What is digital consent?
A Digital FHIRBlocks Consent is a type of a Verifiable Credential as defined by the Decentralized Identity working group at the W3C. It is common to represent these Consents as a JSON Web Object, and is digitally signed by the Consent Issuer, which is commonly a patient, in the case of healthcare Consents. A Digital Consent contains various “claims” (in W3C parlance), which in fact describe the scope, business purpose, duration, and other parameters. These claims are managed using the JSON-LD standard, and are usually defined as part of the client onboarding process for FHIRBlocks. FHIRBlocks provides a set of pre-built JSON-LD structures to aid this process, which collectively form an open, extensible “grammar” for defining, granting, and managing Consents.
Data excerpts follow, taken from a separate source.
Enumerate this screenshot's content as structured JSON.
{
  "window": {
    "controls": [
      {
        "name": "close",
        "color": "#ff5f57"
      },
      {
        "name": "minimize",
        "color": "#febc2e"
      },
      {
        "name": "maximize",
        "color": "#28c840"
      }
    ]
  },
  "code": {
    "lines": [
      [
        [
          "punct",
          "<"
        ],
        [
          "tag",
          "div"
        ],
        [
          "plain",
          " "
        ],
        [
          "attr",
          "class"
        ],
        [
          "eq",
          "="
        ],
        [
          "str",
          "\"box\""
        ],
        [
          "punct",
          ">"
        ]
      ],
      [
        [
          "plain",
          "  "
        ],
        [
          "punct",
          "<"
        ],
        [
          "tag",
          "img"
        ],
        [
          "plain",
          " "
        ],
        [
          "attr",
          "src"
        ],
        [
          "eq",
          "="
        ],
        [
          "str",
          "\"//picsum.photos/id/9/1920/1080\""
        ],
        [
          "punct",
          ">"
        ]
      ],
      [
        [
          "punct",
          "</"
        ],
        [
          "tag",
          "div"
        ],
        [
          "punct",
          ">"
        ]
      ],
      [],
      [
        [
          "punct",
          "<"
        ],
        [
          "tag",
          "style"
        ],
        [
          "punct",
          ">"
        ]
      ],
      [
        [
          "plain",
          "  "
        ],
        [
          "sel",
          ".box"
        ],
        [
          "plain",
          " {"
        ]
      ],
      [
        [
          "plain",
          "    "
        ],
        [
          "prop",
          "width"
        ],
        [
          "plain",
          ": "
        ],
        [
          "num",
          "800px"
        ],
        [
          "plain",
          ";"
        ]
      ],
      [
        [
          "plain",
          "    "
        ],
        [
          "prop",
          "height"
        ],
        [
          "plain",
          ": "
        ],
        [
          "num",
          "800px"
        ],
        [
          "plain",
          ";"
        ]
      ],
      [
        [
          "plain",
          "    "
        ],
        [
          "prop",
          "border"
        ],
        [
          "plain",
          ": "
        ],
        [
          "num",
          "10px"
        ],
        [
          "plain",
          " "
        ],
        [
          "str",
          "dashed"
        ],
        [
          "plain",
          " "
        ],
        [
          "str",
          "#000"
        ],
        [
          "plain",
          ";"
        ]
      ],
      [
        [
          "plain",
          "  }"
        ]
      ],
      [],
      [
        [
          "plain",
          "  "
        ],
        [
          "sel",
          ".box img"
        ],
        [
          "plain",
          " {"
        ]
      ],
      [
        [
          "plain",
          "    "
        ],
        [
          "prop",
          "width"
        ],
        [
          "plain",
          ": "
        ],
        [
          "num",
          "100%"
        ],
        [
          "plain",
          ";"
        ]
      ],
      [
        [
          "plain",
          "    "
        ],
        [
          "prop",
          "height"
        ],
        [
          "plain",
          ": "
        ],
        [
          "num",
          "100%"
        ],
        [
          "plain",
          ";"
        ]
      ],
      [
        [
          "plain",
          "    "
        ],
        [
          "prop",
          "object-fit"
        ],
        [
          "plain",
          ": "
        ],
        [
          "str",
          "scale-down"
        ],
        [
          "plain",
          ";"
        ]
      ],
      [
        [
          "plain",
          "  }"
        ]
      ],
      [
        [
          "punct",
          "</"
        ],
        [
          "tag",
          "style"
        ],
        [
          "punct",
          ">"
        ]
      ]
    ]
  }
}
Note that with FHIRBlocks e-forms, Consent credentials can drive the creation of patient-augmented auto-filled PDF forms, which are digitally signed by the Consent issuer (e.g., Patient). These filled PDF acroforms provide seamless integration into current business processes and health information management systems, thus providing strong support for legacy systems.
Where are granted consents stored?
The FHIRBlocks platform stores completed Consents in Consent Wallets, which are available within “Identity Hubs” in the Azure cloud offering (known in FHIRBlocks as “Consent Pools”) and/or on Consent Wallets on mobile devices (iOS, Droid). The specifics of individual use cases typically determine the most appropriate storage location, and the various methods can be combined. Additionally, granted Consents can also be stored within legacy EHR systems.
Can consents be revoked?
Yes. Digital Consents can be revoked. FHIRBlocks provides a Revocation Ledger whereby an issuer can rescind a previously issued Consent. Various “Relying Parties” in possession of a Consent (e.g., a healthcare provider validating a digital power of attorney) can query the Revocation Ledger to determine whether the Consent had been subsequently revoked.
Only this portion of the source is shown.